Saturday, August 31, 2024

On Point

It's closing in on a year since Matthew Perry's death... and the trail of blame unravels: the unscrupulous doctors and enablers, the greedy parasites who attach themselves to celebrities who are emotionally disabled.  I've seen this-- rockstars who struggle, actors between successes hanging out in bars, drinking themselves into a kind of crippled charisma.  It has an appeal, this state of manic hilarity, of self-effacing confessional deprecations and desperate nightly dramas of carousing.  While some pick up their career and dust themselves off, all too often this ends in tragedy.  It's very hard to measure quantities of alcohol or meds when one is just intent on blurring out the demons.  The failure we fear is too often simply the fear of failure. It's complicated.

Still, in the very sensitive aftermath of a tragic death, there is unprecedented sympathy.  Where were these mourners and criers during crisis?  Matthew was not in an appealing state, and I've argued in vain (pun intended) with addicts and junkies at the midnight hour when nothing but a needle makes any sense.  But after the fact, as a sort of clearance for the victim, there is this blame game... sometimes valid, sometimes a consolation narrative.  Where life insurance is concerned, there is a financial reason to morph a suicide into an accident or a manslaughter scenario.

And then there is the chain reaction-- those who are on a kind of edge and are so derailed by the sad ending of someone who struggled, as they do-- especially when that person was a 'someone' whom they admired.  If this man couldn't manage, one thinks, how can a loser like me ever get clean or sober or 'happy'-- that evasive human nirvana?

Granted, there was a hideous sequence of heinous people who profited from the pseudo-medical art of prescription peddling, especially common among well-known people who want to keep their vices within a more private circle.  But it helps to exonerate the deceased and attribute his errors to an evil little machine of individuals which took away his choices.  The consistent popularity of Law and Order and varieties of Dateline exemplifies our human obsession with blame-attribution.  We want justice for the innocent, and we often want the guilty ones we love to seem less guilty. The dead cannot defend themselves; we must unravel and discover.  

While I find mass shootings (and all random shootings) horrifying, I'm not sure the gun makers are culpable.  For someone strangled with a silk tie, well-- nearly anything in the wrong hands can be transformed into a means of killing.  Of course guns are made for this... and what is wrong with our culture and all past cultures which decided that wounding human bodies was a way of solving massive conflicts? All guns aside, it was God Himself who weaponized rain in Genesis. 'The fire next time,' He warned, in the traditional spiritual which inspired the James Baldwin title.  This always frightened me, like a premonition of firearms, nuclear war.  Summer wildfires are terrifying enough.

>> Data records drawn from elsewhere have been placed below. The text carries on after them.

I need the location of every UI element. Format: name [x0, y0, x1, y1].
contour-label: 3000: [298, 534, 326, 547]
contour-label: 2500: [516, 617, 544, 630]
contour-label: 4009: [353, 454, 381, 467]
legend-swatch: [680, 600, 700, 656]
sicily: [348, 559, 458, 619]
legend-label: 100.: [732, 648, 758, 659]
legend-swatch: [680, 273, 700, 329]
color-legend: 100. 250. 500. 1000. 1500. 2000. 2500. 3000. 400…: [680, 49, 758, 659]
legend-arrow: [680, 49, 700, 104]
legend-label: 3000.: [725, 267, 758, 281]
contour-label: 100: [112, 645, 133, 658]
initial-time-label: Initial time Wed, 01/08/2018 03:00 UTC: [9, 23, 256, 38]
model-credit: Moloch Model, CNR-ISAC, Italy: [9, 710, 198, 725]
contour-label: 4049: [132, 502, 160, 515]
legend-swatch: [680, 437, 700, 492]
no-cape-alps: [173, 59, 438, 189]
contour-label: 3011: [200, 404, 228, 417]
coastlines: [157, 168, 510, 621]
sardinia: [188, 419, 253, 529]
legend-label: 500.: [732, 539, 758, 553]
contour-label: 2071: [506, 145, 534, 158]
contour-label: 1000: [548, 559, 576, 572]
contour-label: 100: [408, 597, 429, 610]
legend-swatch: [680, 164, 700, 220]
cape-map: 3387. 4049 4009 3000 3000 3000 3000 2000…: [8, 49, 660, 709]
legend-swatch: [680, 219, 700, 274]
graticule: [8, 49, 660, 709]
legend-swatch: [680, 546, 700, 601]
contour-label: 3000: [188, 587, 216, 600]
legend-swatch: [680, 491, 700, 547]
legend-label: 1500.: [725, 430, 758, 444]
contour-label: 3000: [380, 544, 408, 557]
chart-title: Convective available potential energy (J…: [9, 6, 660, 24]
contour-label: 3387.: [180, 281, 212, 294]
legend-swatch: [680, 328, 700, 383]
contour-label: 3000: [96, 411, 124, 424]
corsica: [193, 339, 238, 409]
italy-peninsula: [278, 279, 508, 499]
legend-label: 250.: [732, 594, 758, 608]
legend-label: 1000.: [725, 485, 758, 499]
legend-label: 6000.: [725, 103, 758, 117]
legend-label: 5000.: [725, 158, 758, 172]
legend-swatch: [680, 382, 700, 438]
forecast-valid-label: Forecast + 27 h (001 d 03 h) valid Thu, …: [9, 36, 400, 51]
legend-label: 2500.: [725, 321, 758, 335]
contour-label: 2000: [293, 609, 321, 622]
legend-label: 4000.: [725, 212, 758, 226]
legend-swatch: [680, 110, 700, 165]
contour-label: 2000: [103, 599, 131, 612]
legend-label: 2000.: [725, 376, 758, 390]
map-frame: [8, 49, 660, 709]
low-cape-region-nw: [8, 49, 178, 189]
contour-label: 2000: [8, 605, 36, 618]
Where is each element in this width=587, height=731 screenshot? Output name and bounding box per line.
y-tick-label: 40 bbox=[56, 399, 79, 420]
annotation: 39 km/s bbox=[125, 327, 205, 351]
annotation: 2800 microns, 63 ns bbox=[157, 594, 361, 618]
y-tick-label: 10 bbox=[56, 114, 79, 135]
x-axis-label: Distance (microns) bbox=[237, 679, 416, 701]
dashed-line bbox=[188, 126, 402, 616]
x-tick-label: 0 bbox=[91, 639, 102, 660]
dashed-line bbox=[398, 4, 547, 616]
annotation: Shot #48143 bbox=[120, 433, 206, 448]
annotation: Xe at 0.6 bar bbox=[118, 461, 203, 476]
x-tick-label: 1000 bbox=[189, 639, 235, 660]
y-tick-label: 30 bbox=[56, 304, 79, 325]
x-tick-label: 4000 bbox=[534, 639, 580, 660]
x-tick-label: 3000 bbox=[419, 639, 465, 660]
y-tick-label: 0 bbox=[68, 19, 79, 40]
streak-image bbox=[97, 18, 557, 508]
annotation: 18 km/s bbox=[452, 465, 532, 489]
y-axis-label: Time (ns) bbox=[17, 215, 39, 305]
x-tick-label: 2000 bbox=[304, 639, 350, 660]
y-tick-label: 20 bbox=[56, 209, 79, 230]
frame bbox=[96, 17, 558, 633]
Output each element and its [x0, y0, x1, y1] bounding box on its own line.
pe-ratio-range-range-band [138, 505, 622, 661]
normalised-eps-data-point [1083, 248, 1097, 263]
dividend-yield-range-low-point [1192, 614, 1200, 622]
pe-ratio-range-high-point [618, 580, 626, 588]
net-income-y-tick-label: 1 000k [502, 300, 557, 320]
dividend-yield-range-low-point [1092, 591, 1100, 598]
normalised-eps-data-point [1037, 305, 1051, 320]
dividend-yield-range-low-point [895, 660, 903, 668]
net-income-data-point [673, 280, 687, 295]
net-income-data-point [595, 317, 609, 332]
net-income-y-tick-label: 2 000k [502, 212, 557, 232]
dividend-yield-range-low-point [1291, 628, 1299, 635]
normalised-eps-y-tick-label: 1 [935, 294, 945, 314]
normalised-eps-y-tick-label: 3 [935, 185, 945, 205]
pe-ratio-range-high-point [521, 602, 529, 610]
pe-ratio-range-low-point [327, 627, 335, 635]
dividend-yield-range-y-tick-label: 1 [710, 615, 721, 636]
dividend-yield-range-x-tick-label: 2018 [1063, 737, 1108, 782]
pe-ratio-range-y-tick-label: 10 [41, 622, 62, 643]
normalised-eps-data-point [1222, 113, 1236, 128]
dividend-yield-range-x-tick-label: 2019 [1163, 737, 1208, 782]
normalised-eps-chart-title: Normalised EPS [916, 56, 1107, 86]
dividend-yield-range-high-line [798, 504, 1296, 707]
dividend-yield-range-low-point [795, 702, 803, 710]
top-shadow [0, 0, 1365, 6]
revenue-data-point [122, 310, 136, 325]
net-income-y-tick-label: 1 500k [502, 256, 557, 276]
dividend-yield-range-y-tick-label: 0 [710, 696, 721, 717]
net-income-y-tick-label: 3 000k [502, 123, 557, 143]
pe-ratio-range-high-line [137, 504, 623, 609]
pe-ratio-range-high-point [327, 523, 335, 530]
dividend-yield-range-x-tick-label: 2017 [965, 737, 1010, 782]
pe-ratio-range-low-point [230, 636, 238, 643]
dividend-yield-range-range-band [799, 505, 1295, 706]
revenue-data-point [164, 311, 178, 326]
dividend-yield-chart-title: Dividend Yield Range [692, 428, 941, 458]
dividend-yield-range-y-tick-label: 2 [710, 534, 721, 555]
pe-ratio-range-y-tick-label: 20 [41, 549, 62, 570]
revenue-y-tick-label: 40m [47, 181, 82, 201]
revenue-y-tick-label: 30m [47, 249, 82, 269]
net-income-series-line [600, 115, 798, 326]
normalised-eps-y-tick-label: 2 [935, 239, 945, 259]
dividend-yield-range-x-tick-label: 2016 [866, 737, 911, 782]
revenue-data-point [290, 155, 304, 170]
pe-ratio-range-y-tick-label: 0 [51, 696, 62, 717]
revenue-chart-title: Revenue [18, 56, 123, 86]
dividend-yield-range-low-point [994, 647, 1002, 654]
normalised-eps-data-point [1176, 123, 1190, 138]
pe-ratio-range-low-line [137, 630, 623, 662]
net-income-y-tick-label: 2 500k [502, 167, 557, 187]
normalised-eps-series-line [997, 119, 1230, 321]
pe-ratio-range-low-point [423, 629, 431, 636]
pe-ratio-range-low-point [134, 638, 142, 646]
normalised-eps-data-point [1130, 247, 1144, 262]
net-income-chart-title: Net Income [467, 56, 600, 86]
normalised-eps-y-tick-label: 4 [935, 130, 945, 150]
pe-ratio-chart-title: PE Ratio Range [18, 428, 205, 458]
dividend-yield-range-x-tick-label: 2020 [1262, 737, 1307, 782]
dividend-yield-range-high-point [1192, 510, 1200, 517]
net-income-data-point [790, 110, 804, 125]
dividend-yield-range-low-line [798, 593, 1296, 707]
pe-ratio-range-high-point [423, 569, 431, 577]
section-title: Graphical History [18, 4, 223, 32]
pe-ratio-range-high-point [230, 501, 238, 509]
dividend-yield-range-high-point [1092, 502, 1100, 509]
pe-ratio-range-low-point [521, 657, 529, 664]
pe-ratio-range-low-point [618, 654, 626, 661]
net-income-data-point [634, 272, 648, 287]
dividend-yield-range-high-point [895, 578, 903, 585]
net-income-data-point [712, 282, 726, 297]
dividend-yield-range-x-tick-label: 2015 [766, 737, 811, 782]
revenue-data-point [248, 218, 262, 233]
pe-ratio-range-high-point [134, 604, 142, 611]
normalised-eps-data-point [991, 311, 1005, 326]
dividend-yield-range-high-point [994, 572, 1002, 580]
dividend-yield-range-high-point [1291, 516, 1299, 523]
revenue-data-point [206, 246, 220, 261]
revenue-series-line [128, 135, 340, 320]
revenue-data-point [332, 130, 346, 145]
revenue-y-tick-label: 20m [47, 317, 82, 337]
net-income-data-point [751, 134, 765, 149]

We named my very first band The Blame.  Blame it on rock and roll; something like that.  Blame and guilt go hand in hand in adolescence, in bad relationships, in family dynamics.  We grow up pointing fingers... even the dog gets involved as the fallguy-- eating homework, breaking expensive china, etc.  And then there was the pandemic-- the ultimate culprit in stalemating lives, creativity, social connections.  It caused depression, isolation... it had no end, no boundary... for many of my peers this became a new way of living. Come to think of it, was not the great flood of Genesis the ultimate cancel-culture event?  

August always brings with it a kind of nostalgic regret-- the end of summer is sad for children; they must go back to the grind of school, and leave the freedom of unscheduled days and jacket-less afternoons.  We adults carry this with us... the cusp of September seems always harsh for me... as though I no longer deserve a day of respite, of freedom.  We are grown ups-- we must take responsibility for our failures and lapses. Jews have a day of atonement; I wonder how many in Israel will be thinking about the Palestinians whose children will be vaccinated against polio, but destroyed as a people. It's downright ironic, this priority to cease warfare just to insure that these babies in the line of fire are inoculated. 

Not to deny the back-and-forth between our political candidates. Leaders are generally held responsible for the ills of their regime, but the blame game goes far beyond culpability in an election year. Finger pointing and accusations far eclipse the vulnerable reality of policies which are only as solid as theory or hindsight witnesses. We are all to blame for sins of omission, for selfishness, for failing to reach out and empathize.  Too often the burden gets transferred and passed down to the one who has least power to defend.  Like the tastelessly loud guitarists who blame their sound crew-- the venue-- acoustics-- or band members for volume issues. All we have are tools of prevention, and our own hearts and minds which will hopefully embrace some kind of universal truth and move this world forward into not just a foreseeable but an accountable future.